Bile acid resins: Bile acid resins, such as cholestyramine, may decrease the absorption of dexamethasone.
Topically applied gastrointestinal drugs, antacids, activated charcoal: Decreased glucocorticoid resorption has been described during co-administration of prednisolone and dexamethasone. Therefore, the administration of glucocorticoids and topically applied gastrointestinal drugs, antacids, activated charcoal should be postponed (with an interval of at least two hours).
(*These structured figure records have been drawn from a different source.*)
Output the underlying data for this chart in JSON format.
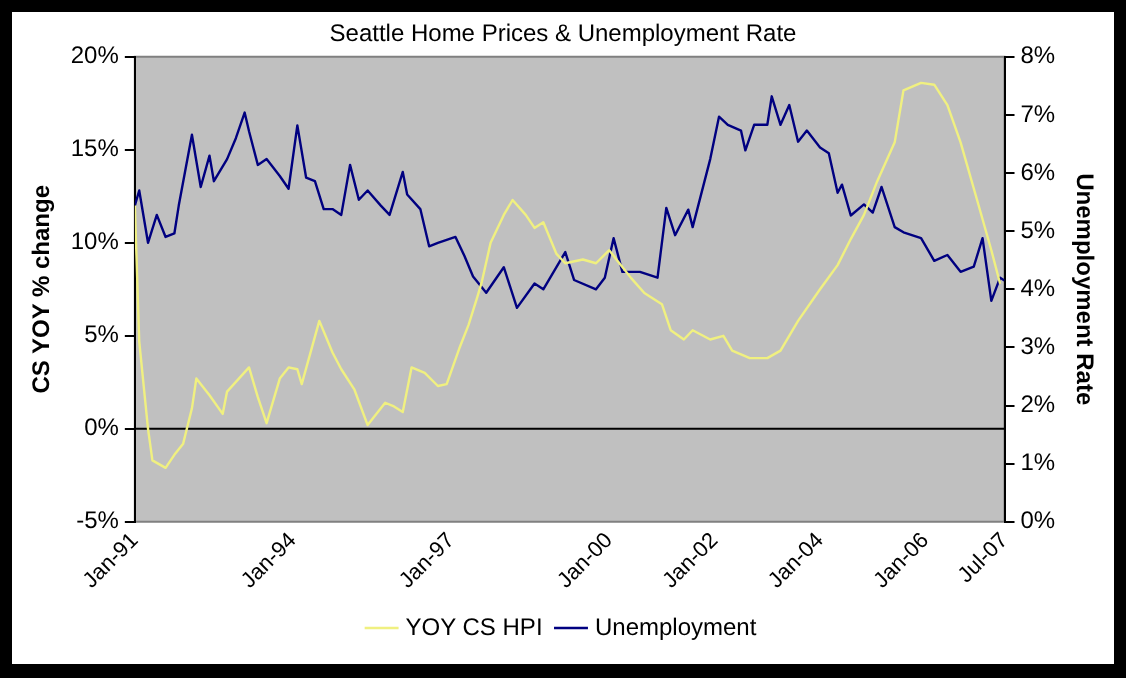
{
  "chart_data": {
    "type": "line",
    "title": "Seattle Home Prices & Unemployment Rate",
    "ylabel": "CS YOY % change",
    "y2label": "Unemployment Rate",
    "xlim": [
      "1991-01",
      "2007-07"
    ],
    "xticks": [
      {
        "value": "1991-01",
        "label": "Jan-91"
      },
      {
        "value": "1994-01",
        "label": "Jan-94"
      },
      {
        "value": "1997-01",
        "label": "Jan-97"
      },
      {
        "value": "2000-01",
        "label": "Jan-00"
      },
      {
        "value": "2002-01",
        "label": "Jan-02"
      },
      {
        "value": "2004-01",
        "label": "Jan-04"
      },
      {
        "value": "2006-01",
        "label": "Jan-06"
      },
      {
        "value": "2007-07",
        "label": "Jul-07"
      }
    ],
    "ylim": [
      -5,
      20
    ],
    "yticks": [
      {
        "value": -5,
        "label": "-5%"
      },
      {
        "value": 0,
        "label": "0%"
      },
      {
        "value": 5,
        "label": "5%"
      },
      {
        "value": 10,
        "label": "10%"
      },
      {
        "value": 15,
        "label": "15%"
      },
      {
        "value": 20,
        "label": "20%"
      }
    ],
    "y2lim": [
      0,
      8
    ],
    "y2ticks": [
      {
        "value": 0,
        "label": "0%"
      },
      {
        "value": 1,
        "label": "1%"
      },
      {
        "value": 2,
        "label": "2%"
      },
      {
        "value": 3,
        "label": "3%"
      },
      {
        "value": 4,
        "label": "4%"
      },
      {
        "value": 5,
        "label": "5%"
      },
      {
        "value": 6,
        "label": "6%"
      },
      {
        "value": 7,
        "label": "7%"
      },
      {
        "value": 8,
        "label": "8%"
      }
    ],
    "ref_lines": [
      {
        "axis": "y",
        "value": 0,
        "color": "#000000"
      }
    ],
    "legend": "bottom",
    "grid": false,
    "marker": "none",
    "line_style": "solid",
    "series": [
      {
        "name": "YOY CS HPI",
        "color": "#f0f080",
        "x": [
          "1991-01",
          "1991-02",
          "1991-04",
          "1991-05",
          "1991-08",
          "1991-10",
          "1991-12",
          "1992-02",
          "1992-03",
          "1992-06",
          "1992-09",
          "1992-10",
          "1993-03",
          "1993-05",
          "1993-07",
          "1993-10",
          "1993-12",
          "1994-02",
          "1994-03",
          "1994-07",
          "1994-10",
          "1994-12",
          "1995-03",
          "1995-06",
          "1995-10",
          "1995-12",
          "1996-02",
          "1996-04",
          "1996-07",
          "1996-10",
          "1996-12",
          "1997-03",
          "1997-05",
          "1997-07",
          "1997-08",
          "1997-10",
          "1998-01",
          "1998-03",
          "1998-06",
          "1998-08",
          "1998-10",
          "1999-01",
          "1999-03",
          "1999-07",
          "1999-10",
          "2000-01",
          "2000-03",
          "2000-06",
          "2000-09",
          "2001-01",
          "2001-03",
          "2001-06",
          "2001-08",
          "2001-12",
          "2002-03",
          "2002-05",
          "2002-09",
          "2003-01",
          "2003-04",
          "2003-08",
          "2004-01",
          "2004-05",
          "2004-08",
          "2004-11",
          "2005-02",
          "2005-06",
          "2005-08",
          "2005-12",
          "2006-03",
          "2006-06",
          "2006-09",
          "2007-01",
          "2007-04",
          "2007-06"
        ],
        "values": [
          12,
          4.7,
          0,
          -1.7,
          -2.1,
          -1.4,
          -0.8,
          1.1,
          2.7,
          1.8,
          0.8,
          2,
          3.3,
          1.7,
          0.3,
          2.7,
          3.3,
          3.2,
          2.4,
          5.8,
          4.1,
          3.2,
          2.1,
          0.2,
          1.4,
          1.2,
          0.9,
          3.3,
          3,
          2.3,
          2.4,
          4.4,
          5.6,
          7.1,
          7.9,
          10,
          11.5,
          12.3,
          11.5,
          10.8,
          11.1,
          9.4,
          8.9,
          9.1,
          8.9,
          9.6,
          9,
          8.1,
          7.3,
          6.7,
          5.3,
          4.8,
          5.3,
          4.8,
          5,
          4.2,
          3.8,
          3.8,
          4.2,
          5.8,
          7.5,
          8.8,
          10.2,
          11.5,
          13.3,
          15.4,
          18.2,
          18.6,
          18.5,
          17.4,
          15.4,
          12.1,
          9.6,
          7.8
        ]
      },
      {
        "name": "Unemployment",
        "color": "#000080",
        "axis": "y2",
        "x": [
          "1991-01",
          "1991-02",
          "1991-04",
          "1991-06",
          "1991-08",
          "1991-10",
          "1991-11",
          "1992-02",
          "1992-04",
          "1992-06",
          "1992-07",
          "1992-10",
          "1992-12",
          "1993-02",
          "1993-03",
          "1993-05",
          "1993-07",
          "1993-10",
          "1993-12",
          "1994-02",
          "1994-04",
          "1994-06",
          "1994-08",
          "1994-10",
          "1994-12",
          "1995-02",
          "1995-04",
          "1995-06",
          "1995-09",
          "1995-11",
          "1996-02",
          "1996-03",
          "1996-06",
          "1996-08",
          "1996-10",
          "1997-02",
          "1997-04",
          "1997-06",
          "1997-09",
          "1998-01",
          "1998-04",
          "1998-08",
          "1998-10",
          "1999-03",
          "1999-05",
          "1999-10",
          "1999-12",
          "2000-02",
          "2000-04",
          "2000-08",
          "2000-12",
          "2001-02",
          "2001-04",
          "2001-07",
          "2001-08",
          "2001-12",
          "2002-02",
          "2002-04",
          "2002-07",
          "2002-08",
          "2002-10",
          "2003-01",
          "2003-02",
          "2003-04",
          "2003-06",
          "2003-08",
          "2003-10",
          "2004-01",
          "2004-03",
          "2004-05",
          "2004-06",
          "2004-08",
          "2004-11",
          "2005-01",
          "2005-03",
          "2005-06",
          "2005-08",
          "2005-12",
          "2006-03",
          "2006-06",
          "2006-09",
          "2006-12",
          "2007-02",
          "2007-04",
          "2007-06",
          "2007-07"
        ],
        "values": [
          5.44,
          5.7,
          4.8,
          5.28,
          4.9,
          4.96,
          5.44,
          6.66,
          5.76,
          6.3,
          5.86,
          6.24,
          6.6,
          7.04,
          6.72,
          6.14,
          6.24,
          5.95,
          5.73,
          6.82,
          5.92,
          5.86,
          5.38,
          5.38,
          5.28,
          6.14,
          5.54,
          5.7,
          5.44,
          5.28,
          6.02,
          5.63,
          5.38,
          4.74,
          4.8,
          4.9,
          4.58,
          4.22,
          3.94,
          4.38,
          3.68,
          4.1,
          4,
          4.64,
          4.16,
          4,
          4.2,
          4.88,
          4.3,
          4.3,
          4.2,
          5.4,
          4.93,
          5.37,
          5.07,
          6.24,
          6.97,
          6.83,
          6.73,
          6.39,
          6.83,
          6.83,
          7.32,
          6.83,
          7.17,
          6.54,
          6.73,
          6.44,
          6.34,
          5.66,
          5.8,
          5.27,
          5.46,
          5.32,
          5.76,
          5.07,
          4.98,
          4.88,
          4.49,
          4.59,
          4.3,
          4.39,
          4.88,
          3.8,
          4.2,
          4.15
        ]
      }
    ]
  }
}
CYP3A4 inhibitors: The administration of dexamethasone with inhibitors of CYP3A4, such as azole antifungals (e.g. ketoconazole, itraconazole), HIV protease inhibitors (e.g. ritonavir) and macrolide antibiotics (e.g. erythromycin) may lead to increased plasma concentrations and reduced clearance of dexamethasone. If required, the dexamethasone dose should be reduced.
Ketoconazole may not only increase the plasma concentration of dexamethasone by inhibition of CYP3A4, but also suppress adrenal corticosteroid synthesis and cause adrenal insufficiency upon discontinuation of corticosteroid treatment.
Estrogens and oral contraceptives: Estrogens, including oral contraceptives, may inhibit the metabolism of certain corticosteroids and thus enhance their effect.
Effects of dexamethasone on other medicinal products: CYP3A4 substrates: Dexamethasone is a moderate inducer of CYP3A4. The administration of dexamethasone with substances metabolized by CYP3A4 can lead to increased clearance and decreased plasma concentrations of these substances.
Tuberculostatics: A reduction of isoniazid plasma concentrations was observed during concurrent use of prednisolone. Patients taking isoniazid should be monitored closely.
Cyclosporine: Concomitant administration of cyclosporine and corticosteroids may lead to an increased effect of both substances. There is an increased risk of cerebral seizures.
Praziquantel: Reduced praziquantel plasma concentrations create a risk of treatment failure due to the increased hepatic metabolism of dexamethasone.
Oral anticoagulants (coumarin): Concomitant corticosteroid therapy may either potentiate or lead to a weakening of the effect of oral anticoagulants. In case of high doses or of treatment lasting over 10 days there is a risk of bleeding specific to corticosteroid therapies (gastrointestinal mucosa, vascular fragility). Patients who use corticosteroids combined with oral anticoagulants should be closely monitored (controls on day 8, then every two weeks during and after treatment).
Atropine and other anticholinergics: Intraocular pressure increases may be noted during co-administration with dexamethasone.
Non-depolarizing muscle relaxants: the muscle relaxing effect may last longer.
Somatotropin: the effect of the growth hormone can be reduced.
Protirelin: Reduced increase in TSH may be noted during administration of protirelin.